カラッチは初期バロック期の画家でバロックの確立に大きな影響を与えた画家カラヴァッジョと同時期に活躍した画家です。
カラッチはカラヴァッジョ同様にバロック確立への影響を与えたものの、現実の描写に重点を置いたカラヴァッジョと違い、古典的様式に現実的描写を取り入れて作品を制作しています。
当時は、宗教改革が起こり、カトリック教会は宗教画へ厳しい基準を課していたため、カラヴァッジョは度々、作品へのクレームを受けていたようですが、カラッチの作品はカトリック教会が求める様式で制作されており、クレームを受けることもなかったようです。

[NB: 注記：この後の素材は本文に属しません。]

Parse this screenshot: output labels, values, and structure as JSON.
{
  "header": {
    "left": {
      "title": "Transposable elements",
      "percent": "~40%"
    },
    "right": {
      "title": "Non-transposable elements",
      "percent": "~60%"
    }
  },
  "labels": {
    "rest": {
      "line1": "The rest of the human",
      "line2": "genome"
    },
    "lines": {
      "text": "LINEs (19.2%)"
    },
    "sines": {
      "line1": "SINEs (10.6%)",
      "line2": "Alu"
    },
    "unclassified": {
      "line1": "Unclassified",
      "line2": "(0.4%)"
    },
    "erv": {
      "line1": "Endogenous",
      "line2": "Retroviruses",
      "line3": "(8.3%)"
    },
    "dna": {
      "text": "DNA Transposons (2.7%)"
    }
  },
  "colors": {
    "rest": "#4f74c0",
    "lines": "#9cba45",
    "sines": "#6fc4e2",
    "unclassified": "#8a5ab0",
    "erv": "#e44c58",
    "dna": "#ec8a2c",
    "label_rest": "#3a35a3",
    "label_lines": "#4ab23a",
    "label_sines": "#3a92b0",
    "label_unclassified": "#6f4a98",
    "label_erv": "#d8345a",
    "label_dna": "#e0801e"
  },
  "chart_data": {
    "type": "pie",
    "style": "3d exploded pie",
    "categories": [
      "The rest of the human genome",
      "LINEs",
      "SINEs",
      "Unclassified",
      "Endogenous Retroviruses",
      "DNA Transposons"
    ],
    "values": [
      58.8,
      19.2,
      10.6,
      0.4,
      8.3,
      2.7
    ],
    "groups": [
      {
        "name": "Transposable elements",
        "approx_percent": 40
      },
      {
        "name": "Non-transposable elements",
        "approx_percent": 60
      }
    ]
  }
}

本作品「ピエタ」は、ミケランジェロの代表的彫刻作品の一つサン・ピエトロ大聖堂にある「ピエタ」の影響を受けて描いた作品です。
作品 ピエタ
本作品「ピエタ」はカラッチの作品の中でも最高傑作ともされ多くの複製画やバージョンを変えて描かれた作品が制作されています。
カラッチが出身地のボローニャからローマへ出て、代表作と言われるファルネーゼ宮殿の天井画を描いている時期に制作した作品と言われています。
「ピエタ」
(1600年頃)
本作品は、ローマのサン・ピエトロ大聖堂にあるミケランジェロの彫刻作品ピエタの影響を受け、制作されています。

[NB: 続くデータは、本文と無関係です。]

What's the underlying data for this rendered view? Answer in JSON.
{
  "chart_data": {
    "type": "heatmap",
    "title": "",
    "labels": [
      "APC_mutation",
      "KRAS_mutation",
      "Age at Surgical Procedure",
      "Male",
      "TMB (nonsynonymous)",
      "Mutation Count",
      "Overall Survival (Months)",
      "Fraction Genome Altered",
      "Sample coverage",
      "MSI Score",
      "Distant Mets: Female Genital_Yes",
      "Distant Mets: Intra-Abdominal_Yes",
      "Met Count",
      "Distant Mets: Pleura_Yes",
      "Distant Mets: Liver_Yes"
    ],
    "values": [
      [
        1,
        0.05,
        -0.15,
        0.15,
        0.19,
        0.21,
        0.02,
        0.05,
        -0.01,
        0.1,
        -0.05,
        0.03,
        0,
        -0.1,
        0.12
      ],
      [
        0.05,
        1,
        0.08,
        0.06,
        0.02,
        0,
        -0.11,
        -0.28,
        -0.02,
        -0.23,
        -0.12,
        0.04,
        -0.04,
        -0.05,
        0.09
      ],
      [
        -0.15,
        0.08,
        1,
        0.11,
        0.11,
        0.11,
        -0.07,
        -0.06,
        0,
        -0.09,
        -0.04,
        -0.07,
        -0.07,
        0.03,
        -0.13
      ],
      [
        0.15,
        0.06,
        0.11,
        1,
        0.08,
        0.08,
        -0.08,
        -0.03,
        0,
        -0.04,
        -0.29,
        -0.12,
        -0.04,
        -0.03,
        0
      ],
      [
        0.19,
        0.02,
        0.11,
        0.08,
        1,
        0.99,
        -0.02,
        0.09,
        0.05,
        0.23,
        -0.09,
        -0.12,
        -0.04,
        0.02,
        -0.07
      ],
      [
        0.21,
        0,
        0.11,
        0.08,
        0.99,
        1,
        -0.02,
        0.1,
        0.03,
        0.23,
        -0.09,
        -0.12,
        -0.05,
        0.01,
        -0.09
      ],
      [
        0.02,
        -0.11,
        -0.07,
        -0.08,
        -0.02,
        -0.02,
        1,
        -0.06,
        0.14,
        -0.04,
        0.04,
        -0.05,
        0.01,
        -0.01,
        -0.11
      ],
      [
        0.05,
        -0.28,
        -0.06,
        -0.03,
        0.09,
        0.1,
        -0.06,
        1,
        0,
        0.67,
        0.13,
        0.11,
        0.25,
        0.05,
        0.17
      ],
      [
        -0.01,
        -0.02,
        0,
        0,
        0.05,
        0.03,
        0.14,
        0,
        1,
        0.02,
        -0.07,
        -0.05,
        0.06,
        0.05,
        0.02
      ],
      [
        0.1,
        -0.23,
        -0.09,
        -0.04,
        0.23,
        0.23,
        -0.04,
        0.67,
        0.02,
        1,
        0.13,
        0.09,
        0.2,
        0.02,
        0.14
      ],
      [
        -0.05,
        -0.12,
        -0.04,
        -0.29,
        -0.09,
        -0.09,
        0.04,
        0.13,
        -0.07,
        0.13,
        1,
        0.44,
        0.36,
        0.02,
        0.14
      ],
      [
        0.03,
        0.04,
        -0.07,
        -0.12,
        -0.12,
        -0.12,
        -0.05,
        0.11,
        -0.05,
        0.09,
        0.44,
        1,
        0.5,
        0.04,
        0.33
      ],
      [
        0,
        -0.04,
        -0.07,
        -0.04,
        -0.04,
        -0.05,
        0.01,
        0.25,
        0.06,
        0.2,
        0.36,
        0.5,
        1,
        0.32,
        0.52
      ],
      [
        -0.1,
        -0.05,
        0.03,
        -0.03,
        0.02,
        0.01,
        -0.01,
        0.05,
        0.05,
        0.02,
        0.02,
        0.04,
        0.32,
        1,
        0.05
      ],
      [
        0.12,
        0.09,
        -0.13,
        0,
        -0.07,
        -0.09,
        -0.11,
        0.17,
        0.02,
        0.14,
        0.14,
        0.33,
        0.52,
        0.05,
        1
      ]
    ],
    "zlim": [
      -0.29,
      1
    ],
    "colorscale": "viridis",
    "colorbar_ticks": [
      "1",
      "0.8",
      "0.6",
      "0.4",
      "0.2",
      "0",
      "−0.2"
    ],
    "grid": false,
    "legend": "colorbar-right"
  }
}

「サン・ピエトロのピエタ」(ミケランジェロ・ブオナローティ)
聖母マリアが左手を上げていますが、ミケランジェロのピエタのオマージュと考えられます。
イエス・キリストは光を浴びているような神々しさで描かれています。
聖母マリアとイエス・キリストの足元には天使が二人描かれています。
一人は、イエス・キリストの左手を持ち、もう一人はいばらの冠のとげに指をさし鑑賞者へ視線を向けています。
イエス・キリストの受難を思い浮かべるように伝えていると言われています。